A follow-up question from me about the role of banks and insurance firms in the maritime industry led Urbina to refer to Bullough, who has made a career out of trying to get to the bottom of ownership.
We’ve all heard of flags of convenience but I didn’t know that the Liberian flag is administered out of Virginia in the US. The St Kitts & Nevis registry is operated from the humdrum London suburb of Romford. The issues Urbina details are closer to home than you might think.
Urbina prefers not to answer sweeping questions about how to solve the injustices in the industry; rather, he backs feasible steps such as more comprehensive ship registry systems.
After the event, a fellow attendee buttonholed me to say my question about ownership and the role of finance “hit the nail on the head”. It turns out he is a former senior customs official now running a tax and border control consulting firm (Grant & Gutsell).
The question of ownership, and the role of banks and insurers – regulated entities with shareholders – had not occurred to me in this context. My view had been that the maritime industry is too fragmented, too artisan, ultimately too lawless, for any sort of role for responsible investors. So this vital sector falls through the cracks because no one cares enough to tackle the issues.
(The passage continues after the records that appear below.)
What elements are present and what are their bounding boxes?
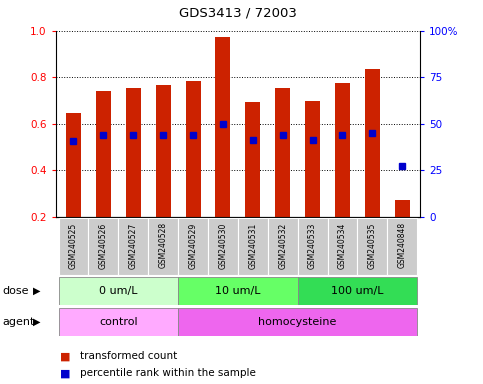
Bar [395, 200, 410, 217]
Bar [178, 218, 208, 275]
Bar [387, 218, 417, 275]
Bar [298, 218, 327, 275]
Bar [178, 277, 298, 305]
Bar [185, 81, 200, 217]
Bar [58, 308, 178, 336]
Bar [268, 218, 298, 275]
Text: GSM240848: GSM240848 [398, 222, 407, 268]
Bar [305, 101, 320, 217]
Bar [327, 218, 357, 275]
Bar [238, 218, 268, 275]
Bar [156, 85, 170, 217]
Text: GSM240531: GSM240531 [248, 222, 257, 268]
Bar [66, 113, 81, 217]
Bar [148, 218, 178, 275]
Text: GSM240527: GSM240527 [129, 222, 138, 268]
Bar [298, 277, 417, 305]
Text: agent: agent [2, 317, 35, 327]
Text: GSM240535: GSM240535 [368, 222, 377, 269]
Bar [58, 277, 178, 305]
Bar [335, 83, 350, 217]
Text: homocysteine: homocysteine [258, 317, 337, 327]
Bar [208, 218, 238, 275]
Bar [357, 218, 387, 275]
Text: control: control [99, 317, 138, 327]
Text: ▶: ▶ [33, 317, 41, 327]
Text: GSM240530: GSM240530 [218, 222, 227, 269]
Bar [275, 88, 290, 217]
Text: GSM240533: GSM240533 [308, 222, 317, 269]
Text: 10 um/L: 10 um/L [215, 286, 261, 296]
Bar [58, 218, 88, 275]
Text: percentile rank within the sample: percentile rank within the sample [80, 368, 256, 378]
Text: ▶: ▶ [33, 286, 41, 296]
Bar [365, 69, 380, 217]
Text: GSM240532: GSM240532 [278, 222, 287, 268]
Bar [245, 102, 260, 217]
Bar [118, 218, 148, 275]
Text: dose: dose [2, 286, 29, 296]
Text: GSM240525: GSM240525 [69, 222, 78, 268]
Text: GSM240529: GSM240529 [188, 222, 198, 268]
Bar [96, 91, 111, 217]
Text: ■: ■ [60, 351, 71, 361]
Text: ■: ■ [60, 368, 71, 378]
Bar [126, 88, 141, 217]
Bar [178, 308, 417, 336]
Text: 0 um/L: 0 um/L [99, 286, 138, 296]
Text: GSM240526: GSM240526 [99, 222, 108, 268]
Text: 100 um/L: 100 um/L [331, 286, 384, 296]
Text: GSM240534: GSM240534 [338, 222, 347, 269]
Text: GDS3413 / 72003: GDS3413 / 72003 [179, 7, 297, 20]
Bar [88, 218, 118, 275]
Bar [215, 36, 230, 217]
Text: GSM240528: GSM240528 [158, 222, 168, 268]
Text: transformed count: transformed count [80, 351, 177, 361]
But there are ‘lines of enquiry’ for sustainable investors to open up, to try to address the problem that Urbina writes about so eloquently in Outlaw Ocean. There’s also the potential for investors to engage with policy-makers on these issues; Urbina bemoans the lack of political will to solve these problems.
One thing is clear, he has exposed these issues in a way that it’s now not possible to claim ignorance of them. Responsible investors should respond to the challenge Urbina presents.